Let us consider today the semicolon. Young folks are commonly taught to use a comma to separate two independent clauses (ones that could stand alone as a full sentence) when one of the FANBOYS connects them. [For those of you who don't know, the FANBOYS are for, and, nor, but, or, yet, and so.] If you use a longer word – therefore, otherwise, moreover – you are “supposed” to use a semicolon to connect the clauses into one sentence.

Why do I mention it? Because on-line writing flies in the face of these rules. Unless you have a long list or one that contains commas in the items, you don't need the semicolon at all.

When writing for the Internet, less is more. You end up with something like, “I must study French this year; otherwise my trip to Alsace will be difficult to enjoy.” Your readers are so bored by the end of this construction that they are dreaming of the Eiffel Tower instead of reading.

If you find yourself writing sentences linked with semicolons, consider whether they ought not to be separated or combined more closely.

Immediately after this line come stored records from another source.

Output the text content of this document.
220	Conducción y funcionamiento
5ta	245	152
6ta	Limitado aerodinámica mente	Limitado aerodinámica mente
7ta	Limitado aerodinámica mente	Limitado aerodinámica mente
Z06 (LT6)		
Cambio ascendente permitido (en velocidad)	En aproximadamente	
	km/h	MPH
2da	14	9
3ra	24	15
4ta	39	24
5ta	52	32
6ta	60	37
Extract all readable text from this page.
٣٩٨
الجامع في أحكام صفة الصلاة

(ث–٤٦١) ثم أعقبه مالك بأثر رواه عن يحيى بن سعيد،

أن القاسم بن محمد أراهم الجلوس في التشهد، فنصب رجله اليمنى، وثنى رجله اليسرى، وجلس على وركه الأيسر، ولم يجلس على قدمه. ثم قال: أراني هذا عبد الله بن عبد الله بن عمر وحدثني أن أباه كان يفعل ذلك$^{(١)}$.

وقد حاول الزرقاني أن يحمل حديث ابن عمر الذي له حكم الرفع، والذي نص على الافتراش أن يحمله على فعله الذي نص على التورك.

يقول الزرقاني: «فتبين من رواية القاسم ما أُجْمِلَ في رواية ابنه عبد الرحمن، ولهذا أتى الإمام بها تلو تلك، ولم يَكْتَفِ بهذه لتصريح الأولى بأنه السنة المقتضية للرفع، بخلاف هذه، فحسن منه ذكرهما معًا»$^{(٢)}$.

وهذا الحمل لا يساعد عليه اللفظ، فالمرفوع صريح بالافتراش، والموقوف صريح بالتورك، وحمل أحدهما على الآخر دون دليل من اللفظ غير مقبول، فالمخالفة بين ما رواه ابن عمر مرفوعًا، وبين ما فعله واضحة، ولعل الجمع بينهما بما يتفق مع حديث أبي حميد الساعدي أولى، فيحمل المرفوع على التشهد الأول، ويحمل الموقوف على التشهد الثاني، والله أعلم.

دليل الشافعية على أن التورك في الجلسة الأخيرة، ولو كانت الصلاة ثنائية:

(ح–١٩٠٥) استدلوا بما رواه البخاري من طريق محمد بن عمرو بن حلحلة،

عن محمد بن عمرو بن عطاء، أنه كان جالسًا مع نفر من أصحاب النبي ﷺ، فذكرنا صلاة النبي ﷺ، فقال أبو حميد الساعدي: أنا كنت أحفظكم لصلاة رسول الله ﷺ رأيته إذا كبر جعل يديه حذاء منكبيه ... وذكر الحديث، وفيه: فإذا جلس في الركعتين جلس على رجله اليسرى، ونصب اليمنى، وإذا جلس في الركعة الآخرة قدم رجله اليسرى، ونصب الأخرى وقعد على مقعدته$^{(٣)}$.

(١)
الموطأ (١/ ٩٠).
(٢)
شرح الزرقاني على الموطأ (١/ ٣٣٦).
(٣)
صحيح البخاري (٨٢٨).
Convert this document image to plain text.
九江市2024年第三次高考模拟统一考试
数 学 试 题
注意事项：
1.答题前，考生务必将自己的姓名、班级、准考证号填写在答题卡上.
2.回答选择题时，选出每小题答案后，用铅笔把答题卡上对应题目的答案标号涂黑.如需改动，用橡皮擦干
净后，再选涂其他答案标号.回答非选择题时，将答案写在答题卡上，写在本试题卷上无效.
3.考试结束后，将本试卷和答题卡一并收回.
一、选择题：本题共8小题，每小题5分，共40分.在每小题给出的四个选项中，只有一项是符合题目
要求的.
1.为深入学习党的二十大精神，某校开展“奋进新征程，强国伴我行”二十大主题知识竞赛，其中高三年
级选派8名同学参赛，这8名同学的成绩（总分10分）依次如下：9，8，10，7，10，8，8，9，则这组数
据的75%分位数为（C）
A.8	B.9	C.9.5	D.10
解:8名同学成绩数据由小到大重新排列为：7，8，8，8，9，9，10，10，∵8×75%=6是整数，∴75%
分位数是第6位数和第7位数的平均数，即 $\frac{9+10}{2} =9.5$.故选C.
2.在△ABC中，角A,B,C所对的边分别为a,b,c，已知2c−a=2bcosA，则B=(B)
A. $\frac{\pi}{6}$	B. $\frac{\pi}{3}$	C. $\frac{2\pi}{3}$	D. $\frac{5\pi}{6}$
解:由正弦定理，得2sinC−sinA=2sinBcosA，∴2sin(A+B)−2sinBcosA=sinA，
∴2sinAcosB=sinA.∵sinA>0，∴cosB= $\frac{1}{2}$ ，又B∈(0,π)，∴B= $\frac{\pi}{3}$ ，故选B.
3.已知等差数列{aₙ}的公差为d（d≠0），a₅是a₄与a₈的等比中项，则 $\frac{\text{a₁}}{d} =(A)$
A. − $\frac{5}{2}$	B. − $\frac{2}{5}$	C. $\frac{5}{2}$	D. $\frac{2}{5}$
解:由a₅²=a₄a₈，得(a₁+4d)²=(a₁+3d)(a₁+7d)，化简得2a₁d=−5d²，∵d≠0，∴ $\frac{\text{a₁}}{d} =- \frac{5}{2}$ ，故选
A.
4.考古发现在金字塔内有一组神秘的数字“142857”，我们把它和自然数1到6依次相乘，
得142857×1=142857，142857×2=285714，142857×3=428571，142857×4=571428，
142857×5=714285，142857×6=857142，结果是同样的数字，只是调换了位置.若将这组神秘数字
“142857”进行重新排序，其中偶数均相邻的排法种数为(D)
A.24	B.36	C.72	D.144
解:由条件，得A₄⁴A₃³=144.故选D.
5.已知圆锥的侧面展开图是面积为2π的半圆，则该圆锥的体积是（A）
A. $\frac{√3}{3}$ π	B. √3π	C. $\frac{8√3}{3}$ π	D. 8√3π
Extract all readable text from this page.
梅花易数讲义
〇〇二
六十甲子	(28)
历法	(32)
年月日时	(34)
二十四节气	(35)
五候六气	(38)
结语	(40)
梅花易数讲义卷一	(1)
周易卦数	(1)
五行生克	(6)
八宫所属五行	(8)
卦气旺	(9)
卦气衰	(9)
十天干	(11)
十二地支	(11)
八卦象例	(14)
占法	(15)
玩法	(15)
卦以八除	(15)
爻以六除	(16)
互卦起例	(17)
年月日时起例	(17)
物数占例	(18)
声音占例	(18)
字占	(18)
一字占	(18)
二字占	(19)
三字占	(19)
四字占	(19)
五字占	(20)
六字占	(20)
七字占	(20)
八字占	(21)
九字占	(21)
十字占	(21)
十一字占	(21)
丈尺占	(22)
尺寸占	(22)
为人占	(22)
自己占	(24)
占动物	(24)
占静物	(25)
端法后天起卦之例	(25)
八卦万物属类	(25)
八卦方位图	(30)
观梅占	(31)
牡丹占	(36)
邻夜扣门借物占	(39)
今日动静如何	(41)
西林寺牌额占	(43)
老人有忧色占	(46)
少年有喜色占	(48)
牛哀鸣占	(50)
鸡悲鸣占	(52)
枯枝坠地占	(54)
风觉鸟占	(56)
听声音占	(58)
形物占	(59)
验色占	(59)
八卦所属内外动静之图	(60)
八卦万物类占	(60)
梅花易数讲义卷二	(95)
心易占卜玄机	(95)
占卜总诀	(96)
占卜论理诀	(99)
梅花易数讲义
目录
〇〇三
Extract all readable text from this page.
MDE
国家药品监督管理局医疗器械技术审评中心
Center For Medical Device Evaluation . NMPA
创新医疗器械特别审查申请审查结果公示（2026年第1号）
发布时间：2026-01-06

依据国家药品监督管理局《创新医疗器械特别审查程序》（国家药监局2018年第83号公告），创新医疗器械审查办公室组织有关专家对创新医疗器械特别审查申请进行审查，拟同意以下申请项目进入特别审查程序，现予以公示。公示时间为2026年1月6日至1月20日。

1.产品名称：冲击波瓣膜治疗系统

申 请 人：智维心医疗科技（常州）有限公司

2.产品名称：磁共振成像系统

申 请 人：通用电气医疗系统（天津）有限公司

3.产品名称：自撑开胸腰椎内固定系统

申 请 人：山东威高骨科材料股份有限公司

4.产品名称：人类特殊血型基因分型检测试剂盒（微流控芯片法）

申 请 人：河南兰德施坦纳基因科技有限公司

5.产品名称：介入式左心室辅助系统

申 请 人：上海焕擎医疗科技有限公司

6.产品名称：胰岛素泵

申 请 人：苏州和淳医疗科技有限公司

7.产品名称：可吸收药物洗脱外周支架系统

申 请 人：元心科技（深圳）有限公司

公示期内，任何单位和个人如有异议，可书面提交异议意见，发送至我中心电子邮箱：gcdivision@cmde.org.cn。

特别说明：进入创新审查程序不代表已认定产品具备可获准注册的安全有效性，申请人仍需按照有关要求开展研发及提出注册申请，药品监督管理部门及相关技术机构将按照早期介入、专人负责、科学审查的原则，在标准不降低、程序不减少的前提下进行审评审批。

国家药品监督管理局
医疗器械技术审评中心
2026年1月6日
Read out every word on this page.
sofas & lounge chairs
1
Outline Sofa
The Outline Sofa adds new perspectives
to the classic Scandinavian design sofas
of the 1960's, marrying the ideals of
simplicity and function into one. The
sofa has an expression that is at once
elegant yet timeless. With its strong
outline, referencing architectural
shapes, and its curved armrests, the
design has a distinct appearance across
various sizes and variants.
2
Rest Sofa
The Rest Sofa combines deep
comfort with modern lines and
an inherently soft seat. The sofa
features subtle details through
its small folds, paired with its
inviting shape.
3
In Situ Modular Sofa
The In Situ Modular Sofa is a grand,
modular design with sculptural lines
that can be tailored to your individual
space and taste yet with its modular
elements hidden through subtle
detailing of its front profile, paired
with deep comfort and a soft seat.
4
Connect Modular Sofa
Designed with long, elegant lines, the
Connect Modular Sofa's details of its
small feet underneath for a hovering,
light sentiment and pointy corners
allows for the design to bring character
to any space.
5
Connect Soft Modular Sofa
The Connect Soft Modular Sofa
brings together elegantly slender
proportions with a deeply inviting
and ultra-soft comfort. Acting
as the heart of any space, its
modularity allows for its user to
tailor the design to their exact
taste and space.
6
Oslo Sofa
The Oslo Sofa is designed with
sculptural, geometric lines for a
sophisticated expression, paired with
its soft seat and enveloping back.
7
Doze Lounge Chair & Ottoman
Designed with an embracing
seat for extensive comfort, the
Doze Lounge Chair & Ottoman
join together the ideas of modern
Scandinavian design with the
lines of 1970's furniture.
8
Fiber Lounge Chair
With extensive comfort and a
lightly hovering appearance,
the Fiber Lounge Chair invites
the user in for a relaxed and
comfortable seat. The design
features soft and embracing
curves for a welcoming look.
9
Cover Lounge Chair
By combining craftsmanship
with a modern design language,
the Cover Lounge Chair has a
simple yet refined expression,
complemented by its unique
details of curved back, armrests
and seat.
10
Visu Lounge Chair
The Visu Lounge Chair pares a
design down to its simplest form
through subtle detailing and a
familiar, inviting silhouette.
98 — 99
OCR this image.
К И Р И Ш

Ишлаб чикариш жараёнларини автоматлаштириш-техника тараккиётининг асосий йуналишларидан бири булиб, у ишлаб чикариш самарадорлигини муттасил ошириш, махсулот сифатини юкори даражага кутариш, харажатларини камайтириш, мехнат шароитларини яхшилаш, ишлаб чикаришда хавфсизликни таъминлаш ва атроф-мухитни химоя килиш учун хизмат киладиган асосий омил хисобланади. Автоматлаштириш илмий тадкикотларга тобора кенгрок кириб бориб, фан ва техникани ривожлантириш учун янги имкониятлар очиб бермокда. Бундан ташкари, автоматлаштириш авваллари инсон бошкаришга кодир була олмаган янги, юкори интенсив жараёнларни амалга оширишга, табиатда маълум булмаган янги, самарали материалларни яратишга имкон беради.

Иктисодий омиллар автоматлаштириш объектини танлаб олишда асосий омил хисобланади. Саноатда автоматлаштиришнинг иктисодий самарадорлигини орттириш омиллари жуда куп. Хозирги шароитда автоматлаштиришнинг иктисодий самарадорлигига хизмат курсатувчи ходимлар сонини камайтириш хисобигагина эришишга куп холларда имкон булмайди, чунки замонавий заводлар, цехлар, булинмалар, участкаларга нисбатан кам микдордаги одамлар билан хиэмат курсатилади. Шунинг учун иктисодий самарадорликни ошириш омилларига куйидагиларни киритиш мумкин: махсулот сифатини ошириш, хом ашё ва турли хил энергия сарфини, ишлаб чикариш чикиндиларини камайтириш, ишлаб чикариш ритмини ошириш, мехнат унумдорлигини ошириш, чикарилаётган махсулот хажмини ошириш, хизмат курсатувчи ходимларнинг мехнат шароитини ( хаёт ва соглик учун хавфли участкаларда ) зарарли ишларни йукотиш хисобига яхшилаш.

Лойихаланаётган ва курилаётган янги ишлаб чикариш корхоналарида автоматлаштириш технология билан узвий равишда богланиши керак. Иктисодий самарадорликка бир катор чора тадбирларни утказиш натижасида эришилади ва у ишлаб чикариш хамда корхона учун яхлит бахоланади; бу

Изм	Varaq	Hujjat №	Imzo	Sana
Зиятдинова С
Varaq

You could write, “I must study French this year. I will not enjoy my trip to Alsace without it.” That offers more description and still emphasizes the connection between the two ideas.

You could also write, “I must study French this year to use on my trip to Alsace.” This eliminates that enjoyment factor (of course you'll enjoy the beautiful region and its tasty wines) and puts the focus squarely on the two important ideas: studying French and taking a trip. It saves a few words, too. It also lets you put the discussion of enjoying Alsace in its own paragraph, where it belongs.

Why would you write such a sentence? Pretend you're writing an article about planning that trip. You can use the idea to introduce the topic of how to choose which region of France to visit.

You can parley that into a series on planning trips – learning languages, booking tours, finding inexpensive transportation, selecting hotels – every aspect can have its own article. By the time you've thoroughly written about the topic, you've got an e-book on your hands. Package it well, sell it on Amazon and Squidoo, and you can pay for a trip to a whole new continent. All from leaving out the semicolons.




I pull off semicolons in my writing, but I guess it's my "voice." I like semicolons.

At any rate, question: what grammar source do you reference to use " - " as " — "?